Évaluation des instructions ministérielles (mise en oeuvre)

Sommaire

But de l’évaluation

Le présent rapport fait état des résultats de l’évaluation de la mise en œuvre du premier ensemble d’instructions ministérielles (IM), publié en novembre 2008 à la suite d’une modification législative apportée à la Loi sur l’immigration et la protection des réfugiés (LIPR) plus tôt cette année-là. Dans l’optique de respecter les exigences de la Directive sur la fonction d’évaluation (SCT, 2009) et l’engagement du Conseil du Trésor à réaliser une évaluation de la mise en œuvre des instructions ministérielles au cours de leur deuxième année de fonctionnement, cette évaluation avait pour but de faire l’examen objectif des éléments suivants :

  • la pertinence continue des IM en tant qu’outil législatif;
  • la conception et la mise en œuvre du premier ensemble d’instructions ministérielles (IM1);
  • le rendement des IM1 dans la réalisation des résultats sélectionnés;
  • la rentabilité du Bureau de réception centralisée des demandes (BRCD).

Il convient de souligner que même si l’évaluation portait au départ sur les IM1 et le BRCD, on en a élargi la portée pour inclure l’incidence initiale des IM2, qui sont entrées en vigueur le 26 juin 2010. Étant donné que les IM2 étaient en place depuis presque un an au moment de la collecte des données et qu’elles ont réglé certains des grands problèmes que comportaient les IM1, il était fort à propos de les inclure dans l’évaluation.

Même si l’évaluation ne devait se pencher que sur la rentabilité du BRCD, une partie des recherches effectuées ont également contribué à établir si le BRCD atteint les résultats escomptés.

Puisque l’évaluation a été réalisée environ deux ans après l’annonce des IM1, elle ne se penche que sur les résultats initiaux et intermédiaires et ne tient pas compte des résultats à plus long terme pour répondre aux besoins du marché du travail.
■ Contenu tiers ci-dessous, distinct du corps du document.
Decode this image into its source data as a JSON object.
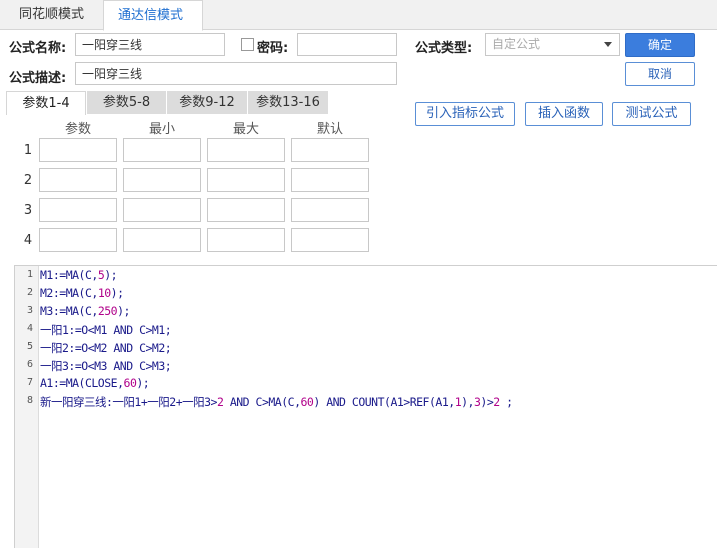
{
  "top_tabs": [
    "同花顺模式",
    "通达信模式"
  ],
  "form": {
    "name_label": "公式名称:",
    "name_value": "一阳穿三线",
    "password_label": "密码:",
    "password_value": "",
    "type_label": "公式类型:",
    "type_placeholder": "自定公式",
    "desc_label": "公式描述:",
    "desc_value": "一阳穿三线"
  },
  "buttons": {
    "ok": "确定",
    "cancel": "取消",
    "import_indicator": "引入指标公式",
    "insert_function": "插入函数",
    "test_formula": "测试公式"
  },
  "param_tabs": [
    "参数1-4",
    "参数5-8",
    "参数9-12",
    "参数13-16"
  ],
  "param_table": {
    "headers": [
      "参数",
      "最小",
      "最大",
      "默认"
    ],
    "rows": [
      "1",
      "2",
      "3",
      "4"
    ]
  },
  "editor": {
    "line_numbers": [
      "1",
      "2",
      "3",
      "4",
      "5",
      "6",
      "7",
      "8"
    ],
    "lines": [
      [
        {
          "t": "M1:=MA(C,",
          "c": ""
        },
        {
          "t": "5",
          "c": "n"
        },
        {
          "t": ");",
          "c": ""
        }
      ],
      [
        {
          "t": "M2:=MA(C,",
          "c": ""
        },
        {
          "t": "10",
          "c": "n"
        },
        {
          "t": ");",
          "c": ""
        }
      ],
      [
        {
          "t": "M3:=MA(C,",
          "c": ""
        },
        {
          "t": "250",
          "c": "n"
        },
        {
          "t": ");",
          "c": ""
        }
      ],
      [
        {
          "t": "一阳1:=O<M1 AND C>M1;",
          "c": ""
        }
      ],
      [
        {
          "t": "一阳2:=O<M2 AND C>M2;",
          "c": ""
        }
      ],
      [
        {
          "t": "一阳3:=O<M3 AND C>M3;",
          "c": ""
        }
      ],
      [
        {
          "t": "A1:=MA(CLOSE,",
          "c": ""
        },
        {
          "t": "60",
          "c": "n"
        },
        {
          "t": ");",
          "c": ""
        }
      ],
      [
        {
          "t": "新一阳穿三线:一阳1+一阳2+一阳3>",
          "c": ""
        },
        {
          "t": "2",
          "c": "n"
        },
        {
          "t": " AND C>MA(C,",
          "c": ""
        },
        {
          "t": "60",
          "c": "n"
        },
        {
          "t": ") AND COUNT(A1>REF(A1,",
          "c": ""
        },
        {
          "t": "1",
          "c": "n"
        },
        {
          "t": "),",
          "c": ""
        },
        {
          "t": "3",
          "c": "n"
        },
        {
          "t": ")>",
          "c": ""
        },
        {
          "t": "2",
          "c": "n"
        },
        {
          "t": " ;",
          "c": ""
        }
      ]
    ]
  }
}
Cependant, dans la mesure où on peut démontrer une accélération du traitement des demandes, un raccourcissement des délais d’attente et un lien entre les catégories admissibles de la CNP et les professions à forte demande, on s’attend à ce que les IM répondent davantage aux besoins du marché du travail canadien à long terme.
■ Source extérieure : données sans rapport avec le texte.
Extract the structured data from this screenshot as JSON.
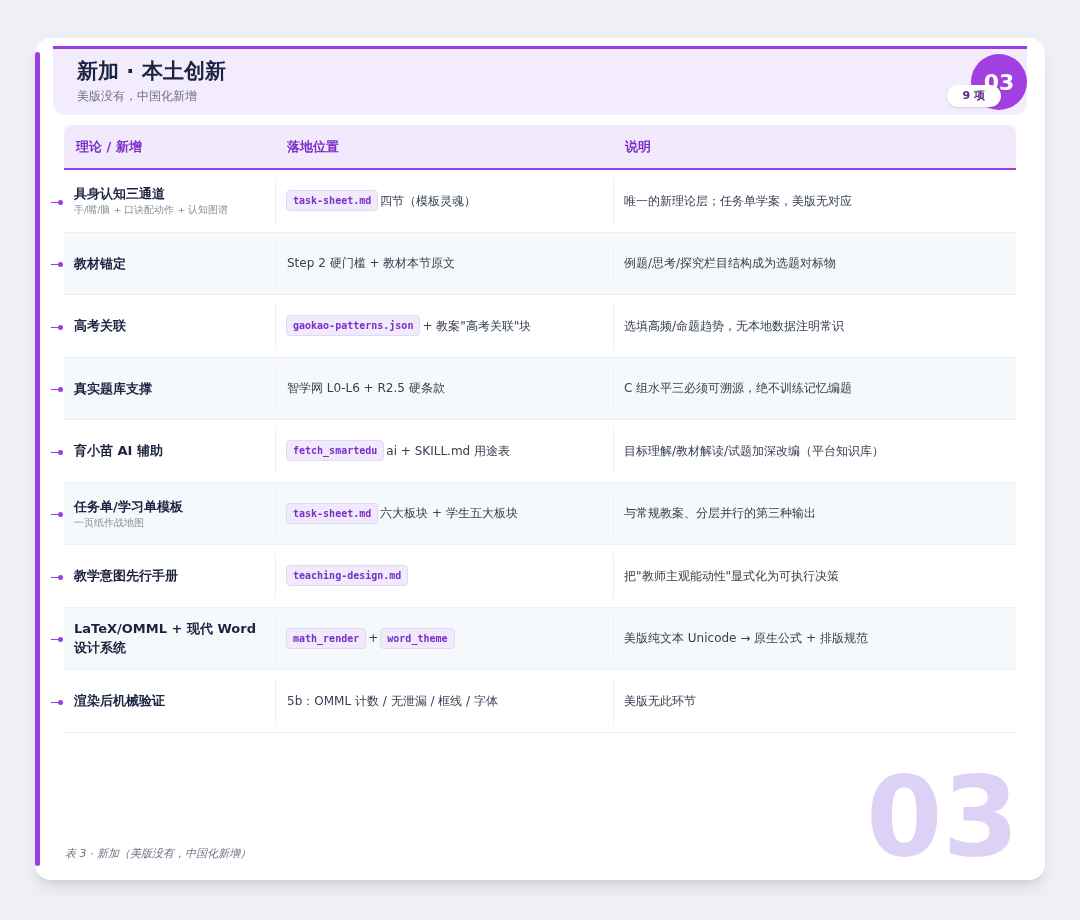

Instructions ministérielles

Le gouvernement fédéral a choisi de remédier à l’arriéré de demandes de TQF en proposant des modifications à la Loi sur l’immigration et la protection des réfugiés (LIPR) au moyen du projet de loi C-50, la Loi d’exécution du budget de 2008. Le projet de loi C-50, qui est entré en vigueur le 27 février 2008, a apporté plusieurs changements fondamentaux à la méthode de gestion des demandes d’immigration : il a éliminé l’obligation de traiter toutes les demandes reçues et autorisé le ministre à donner des directives (instructions ministérielles) aux agents d’immigration concernant les demandes pouvant être traitées ou non, en tenant compte des objectifs globaux du gouvernement en matière d’immigration. Grâce aux dispositions concernant ces IM, le ministre détenait le pouvoir de limiter le nombre de demandes traitées, d’accélérer l’étude de certaines demandes ou certains groupes de demandes et de retourner des demandes sans les traiter jusqu’à la prise d’une décision finale.
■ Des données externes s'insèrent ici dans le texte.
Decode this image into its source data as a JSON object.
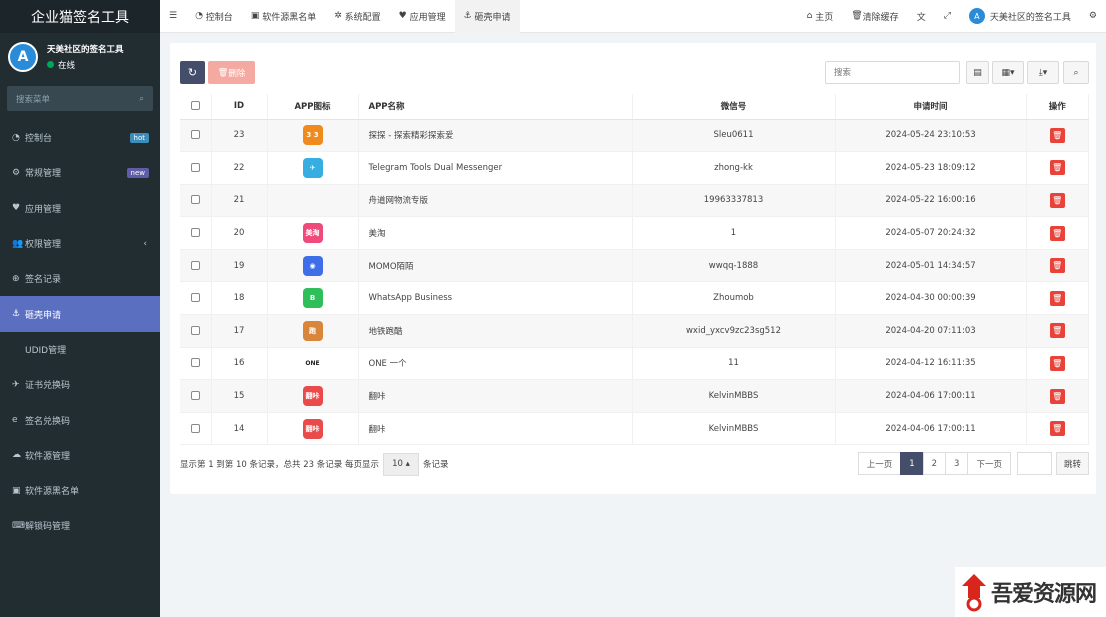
{
  "sidebar": {
    "brand": "企业猫签名工具",
    "user_name": "天美社区的签名工具",
    "status": "在线",
    "search_placeholder": "搜索菜单",
    "items": [
      {
        "label": "控制台",
        "badge": "hot",
        "icon": "dashboard-icon"
      },
      {
        "label": "常规管理",
        "badge": "new",
        "icon": "cogs-icon"
      },
      {
        "label": "应用管理",
        "icon": "heart-icon"
      },
      {
        "label": "权限管理",
        "icon": "users-icon"
      },
      {
        "label": "签名记录",
        "icon": "plus-circle-icon"
      },
      {
        "label": "砸壳申请",
        "icon": "anchor-icon",
        "active": true
      },
      {
        "label": "UDID管理",
        "icon": "apple-icon"
      },
      {
        "label": "证书兑换码",
        "icon": "paper-plane-icon"
      },
      {
        "label": "签名兑换码",
        "icon": "ie-icon"
      },
      {
        "label": "软件源管理",
        "icon": "cloud-icon"
      },
      {
        "label": "软件源黑名单",
        "icon": "book-icon"
      },
      {
        "label": "解锁码管理",
        "icon": "keyboard-icon"
      }
    ]
  },
  "topbar": {
    "tabs": [
      {
        "label": "控制台",
        "icon": "dashboard-icon"
      },
      {
        "label": "软件源黑名单",
        "icon": "book-icon"
      },
      {
        "label": "系统配置",
        "icon": "cog-icon"
      },
      {
        "label": "应用管理",
        "icon": "heart-icon"
      },
      {
        "label": "砸壳申请",
        "icon": "anchor-icon",
        "active": true
      }
    ],
    "home": "主页",
    "clear_cache": "清除缓存",
    "user": "天美社区的签名工具"
  },
  "toolbar": {
    "delete_label": "删除",
    "search_placeholder": "搜索"
  },
  "table": {
    "headers": [
      "ID",
      "APP图标",
      "APP名称",
      "微信号",
      "申请时间",
      "操作"
    ],
    "rows": [
      {
        "id": "23",
        "icon_text": "3 3",
        "icon_color": "#f08a1c",
        "name": "探探 - 探索精彩探索爱",
        "wechat": "Sleu0611",
        "time": "2024-05-24 23:10:53"
      },
      {
        "id": "22",
        "icon_text": "✈",
        "icon_color": "#37aee2",
        "name": "Telegram Tools Dual Messenger",
        "wechat": "zhong-kk",
        "time": "2024-05-23 18:09:12"
      },
      {
        "id": "21",
        "icon_text": "",
        "icon_color": "",
        "name": "舟道网物流专版",
        "wechat": "19963337813",
        "time": "2024-05-22 16:00:16"
      },
      {
        "id": "20",
        "icon_text": "美淘",
        "icon_color": "#ef4a7a",
        "name": "美淘",
        "wechat": "1",
        "time": "2024-05-07 20:24:32"
      },
      {
        "id": "19",
        "icon_text": "◉",
        "icon_color": "#3f6fe8",
        "name": "MOMO陌陌",
        "wechat": "wwqq-1888",
        "time": "2024-05-01 14:34:57"
      },
      {
        "id": "18",
        "icon_text": "B",
        "icon_color": "#2fbf5a",
        "name": "WhatsApp Business",
        "wechat": "Zhoumob",
        "time": "2024-04-30 00:00:39"
      },
      {
        "id": "17",
        "icon_text": "跑",
        "icon_color": "#d9853a",
        "name": "地铁跑酷",
        "wechat": "wxid_yxcv9zc23sg512",
        "time": "2024-04-20 07:11:03"
      },
      {
        "id": "16",
        "icon_text": "ONE",
        "icon_color": "#ffffff",
        "name": "ONE 一个",
        "wechat": "11",
        "time": "2024-04-12 16:11:35"
      },
      {
        "id": "15",
        "icon_text": "翻咔",
        "icon_color": "#ea4a4a",
        "name": "翻咔",
        "wechat": "KelvinMBBS",
        "time": "2024-04-06 17:00:11"
      },
      {
        "id": "14",
        "icon_text": "翻咔",
        "icon_color": "#ea4a4a",
        "name": "翻咔",
        "wechat": "KelvinMBBS",
        "time": "2024-04-06 17:00:11"
      }
    ]
  },
  "footer": {
    "summary": "显示第 1 到第 10 条记录，总共 23 条记录 每页显示",
    "page_size": "10",
    "records": "条记录",
    "prev": "上一页",
    "pages": [
      "1",
      "2",
      "3"
    ],
    "next": "下一页",
    "jump": "跳转"
  },
  "watermark": {
    "text": "吾爱资源网"
  }
}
Le premier ensemble d’instructions ministérielles (IM1), qui indiquait comment le ministre appliquerait les pouvoirs découlant des modifications apportées à la LIPR, a été annoncé le 28 novembre 2008 dans le cadre du Plan d’action pour accélérer l’immigration de CIC et était destiné au Programme des travailleurs qualifiés du volet fédéral. Les trois principaux objectifs des IM1 étaient les suivants :

  • maîtriser le nombre de nouvelles demandes de travailleurs qualifiés du volet fédéral (TQF);
  • réduire de 50 % l’arriéré de demandes de TQF d’ici 2013;
  • continuer de répondre aux besoins du marché du travail canadien.

Bureau de réception centralisée des demandes (BRCD)

En même temps qu’il publiait les IM et dans le cadre de son programme de modernisation, CIC a décidé de centraliser au Canada l’évaluation initiale de la recevabilité des nouvelles demandes de TQF. Le Bureau de réception centralisée des demandes (BRCD) a été établi au Centre de traitement des demandes (CTD) de Sydney, en Nouvelle-Écosse, qui traitait déjà les demandes de citoyenneté et de carte de résident permanent, et disposait donc déjà de l’infrastructure nécessaire pour assurer la réception et le traitement initial des demandes de TQF.

Buts du Bureau de réception centralisée des demandes

  • Accélérer le traitement initial des demandes, augmentant ainsi l’efficacité du processus global;
  • Réduire la charge de travail dans les missions, permettant ainsi au personnel des missions de se concentrer sur des tâches non administratives;
  • Uniformiser la mise en œuvre des instructions ministérielles et l’évaluation des demandes de TQF;
  • Faciliter la gestion des frais.

Des changements d’ordre administratif ont subséquemment été apportés au BRCD avec l’arrivée des IM2, le plus important étant que la décision finale sur la recevabilité soit prise au BRCD plutôt que dans les missions. Dans le cadre de ce nouveau processus, les missions ne pouvaient pas annuler une décision favorable sur la recevabilité, même si elles pouvaient refuser une demande pour d’autres motifs. Par ailleurs, le BRCD accordait aussi des points en suivant la grille d’évaluation des demandes de TQF et rejetait les demandes qui n’atteignaient pas 67 points.

Méthodologie d’évaluation et limites

La collecte des données pour cette évaluation a été effectuée de mars à juin 2011. La période visée par l’évaluation s’échelonne de l’entrée en vigueur du budget de 2008 (le 18 juin 2008) jusqu’à la fin de la collecte des données.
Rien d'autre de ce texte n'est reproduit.